Das Löschen reicht dem Kläger nicht
Der Streit über die Daten dauerte mehr als drei Jahre. Kurz vor der gestrigen Verhandlung hatte der Anwalt des Atomkraftgegners in der vergangenen Woche die Mitteilung bekommen, dass die meisten Einträge nun gelöscht seien. Lediglich Vorfälle bei zwei Veranstaltungen, an denen der Kläger teilgenommen hatte, stünden noch darin: ein sogenannter Sonntagsspaziergang in die Nähe des Meilers im Jahr 2007 und eine „Geburtstagsfeier", ein Protestbesuch zum 20-jährigen Bestehen des Atomkraftwerks Neckarwestheim im Jahr 2009.
Diese zwei Einträge, so beantragte es der Anwalt des Klägers, sollen nun auch getilgt werden. Nach Möglichkeit soll der Antrag auch für andere Polizeidateien gelten, in denen sein Mandant geführt werde.

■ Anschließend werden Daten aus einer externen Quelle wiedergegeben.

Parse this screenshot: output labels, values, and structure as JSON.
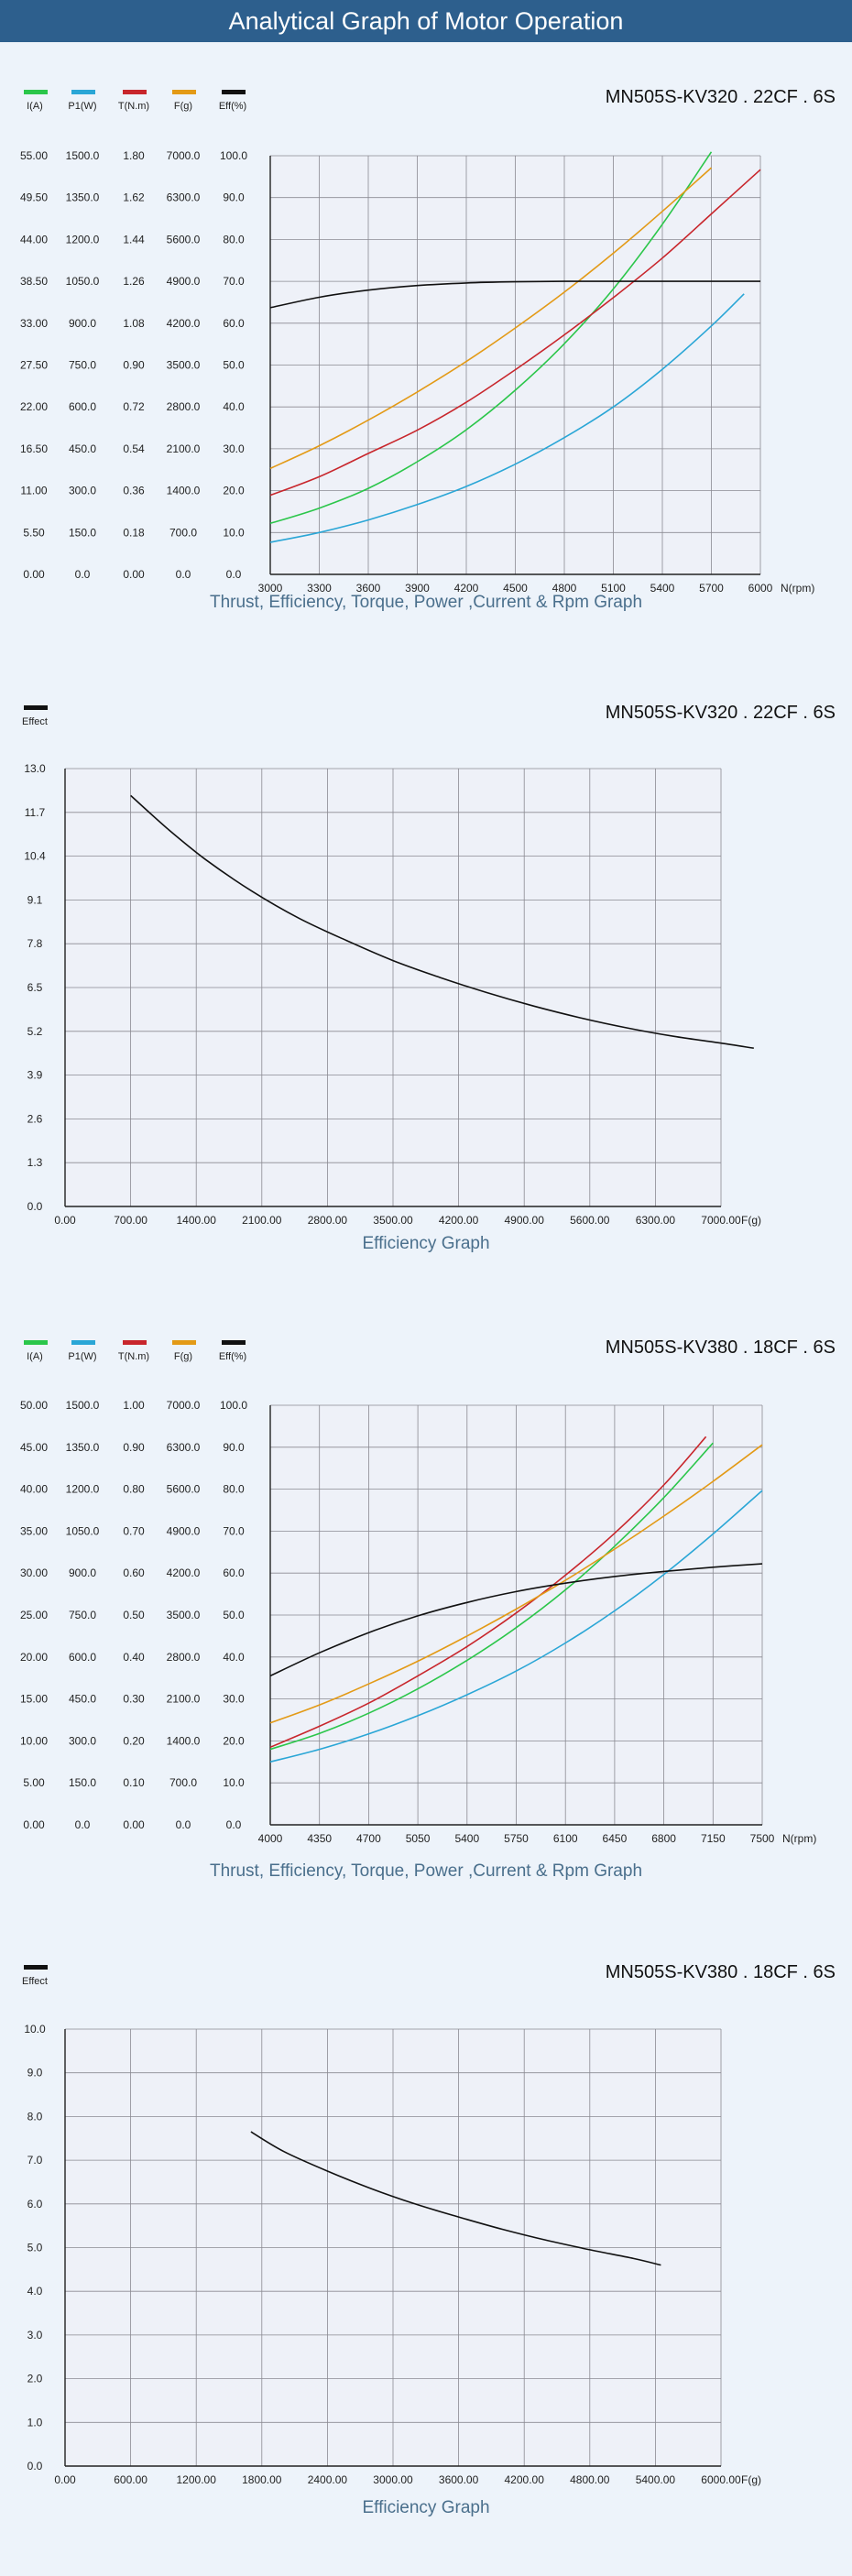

Mit dem Löschen allein gab sich der Atomkraftgegner aber noch nicht zufrieden. Er wollte noch mehr erreichen, nämlich, dass die Ermittlungsbehörde im Nachhinein eingestehen müsste, die Speicherung sei rechtswidrig gewesen. Darauf beharrte sein Rechtsanwalt. Der Verwaltungsrichter machte den beiden für dieses Ansinnen wenig Hoffnung. Es gebe feste Kriterien für einen solchen Vorgang. Eines davon sei das Recht des Klägers auf Rehabilitierung. Im Rechtsgespräch machte der Richter deutlich, dass er dieses Kriterium nicht erfüllt sehe. Die Datei sei nur für den Polizeigebrauch bestimmt, es sei dem Kläger also keine öffentliche Ehrverletzung widerfahren. Die Gefahr der Wiederholung einer sah der Richter nicht als gegeben, da dazu das gleiche Ereignis wieder stattfinden müsste. „Von der Erklärung hätten sie doch nichts, außer der persönlichen Genugtuung", sagte der Richter. Letztlich einigten sich die Parteien auf eine Erledigungserklärung für die gelöschten Einträge. Bei den zwei noch bestehenden will der Kläger die Rechtswidrigkeit feststellen lassen.
Richter gibt LKA einen Rat mit
Dem Landeskriminalamt gab der Vorsitzende Richter am Rande einen Rat mit auf den Weg. Man möge doch erwägen, die Formulare zu überarbeiten. Auf dem für die Verhandlung vorgelegten Papier habe er Kästchen entdeckt, die zur Klassifizierung der Beschuldigten diene. „Da heißt es politischer Überzeugungstäter oder Sexualstraftäter. Das ist natürlich nicht gut. Wenn sie ermitteln, dann handelt es sich allenfalls um Verdächtige", so der Richter.
Das Urteil wird binnen zweier Wochen an die beiden Parteien geschickt.